As part of Kitchener's multi-million effort to remake its downtown, the city earmarked $3.3 million to improve street-level esthetics.

Before the city starts spending that money, it wants to know residents' preferences and priorities about the downtown streetscape.

If you don't think guidelines for urban design can make a difference, think again.

Parts of Fairway Road in Kitchener and Hespeler Road in Cambridge are characterized by big-box stores and strip malls surrounded by seas of asphalt for parking and busy four-lane roads with no sidewalks.

Contrast that with what's happening in downtown Waterloo right now. First Gulf tore down half of Waterloo Town Square and is constructing buildings that front on King Street with parking lots tucked behind the stores. This human-scale development is built for pedestrians, not cars.

Bluhm listed several examples of well-designed downtowns in southern Ontario, including Oakville, London, Guelph and Niagara-on-the-Lake.
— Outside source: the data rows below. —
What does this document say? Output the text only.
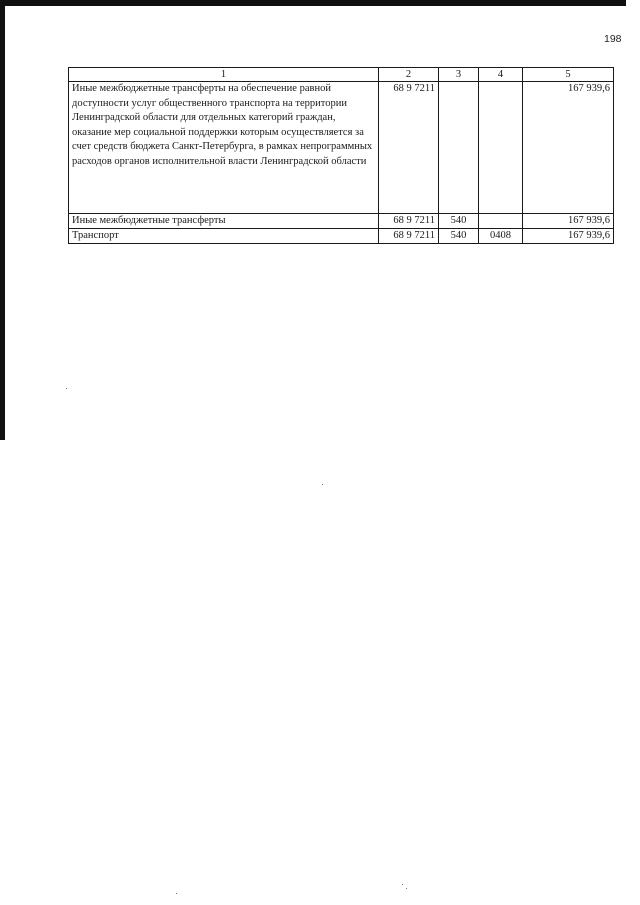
198
1	2	3	4	5
Иные межбюджетные трансферты на обеспечение равной доступности услуг общественного транспорта на территории Ленинградской области для отдельных категорий граждан, оказание мер социальной поддержки которым осуществляется за счет средств бюджета Санкт-Петербурга, в рамках непрограммных расходов органов исполнительной власти Ленинградской области	68 9 7211			167 939,6
Иные межбюджетные трансферты	68 9 7211	540		167 939,6
Транспорт	68 9 7211	540	0408	167 939,6
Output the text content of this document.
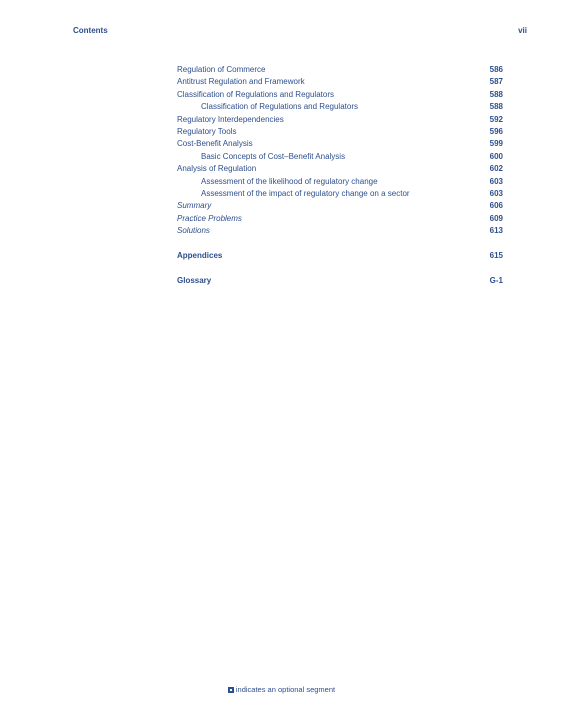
Contents	vii
Regulation of Commerce	586
Antitrust Regulation and Framework	587
Classification of Regulations and Regulators	588
Classification of Regulations and Regulators	588
Regulatory Interdependencies	592
Regulatory Tools	596
Cost-Benefit Analysis	599
Basic Concepts of Cost–Benefit Analysis	600
Analysis of Regulation	602
Assessment of the likelihood of regulatory change	603
Assessment of the impact of regulatory change on a sector	603
Summary	606
Practice Problems	609
Solutions	613
Appendices	615
Glossary	G-1
indicates an optional segment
With high-end shops and pricey restaurants, Oakville caters to empty-nesters and affluent professionals.

"What makes their downtown work is their merchants have done a very good job of having the right kind of a storefront, the right kind of quality and product that appeals to their audience," Bluhm said.

London's Richmond Row is bustling with people at cafés, bars and restaurants.

"Predominantly, they are appealing to the university crowd with a lot of restaurants, cafés, nightclubs and some retailing -- very lively and exciting," Bluhm said.

"Again, it's predominantly the private sector that has done a great job of providing very high-quality storefronts, restaurant spaces or outdoor patios."

Guelph spent lots of money on lighting in the core.

"Guelph has invested, not in esthetics, but in safety," Bluhm said. "They invested in lighting, improving their lighting so it feels safer."

Niagara-on-the-Lake is one of the best examples of a downtown where the public and private sectors came together to create an interesting and vibrant streetscape.

"You have tonnes of flowers, tonnes of planting beds," Bluhm said. "And the store owners have followed through and delivered a high-quality product. Every store seems to be very well designed, and fits with the store beside it."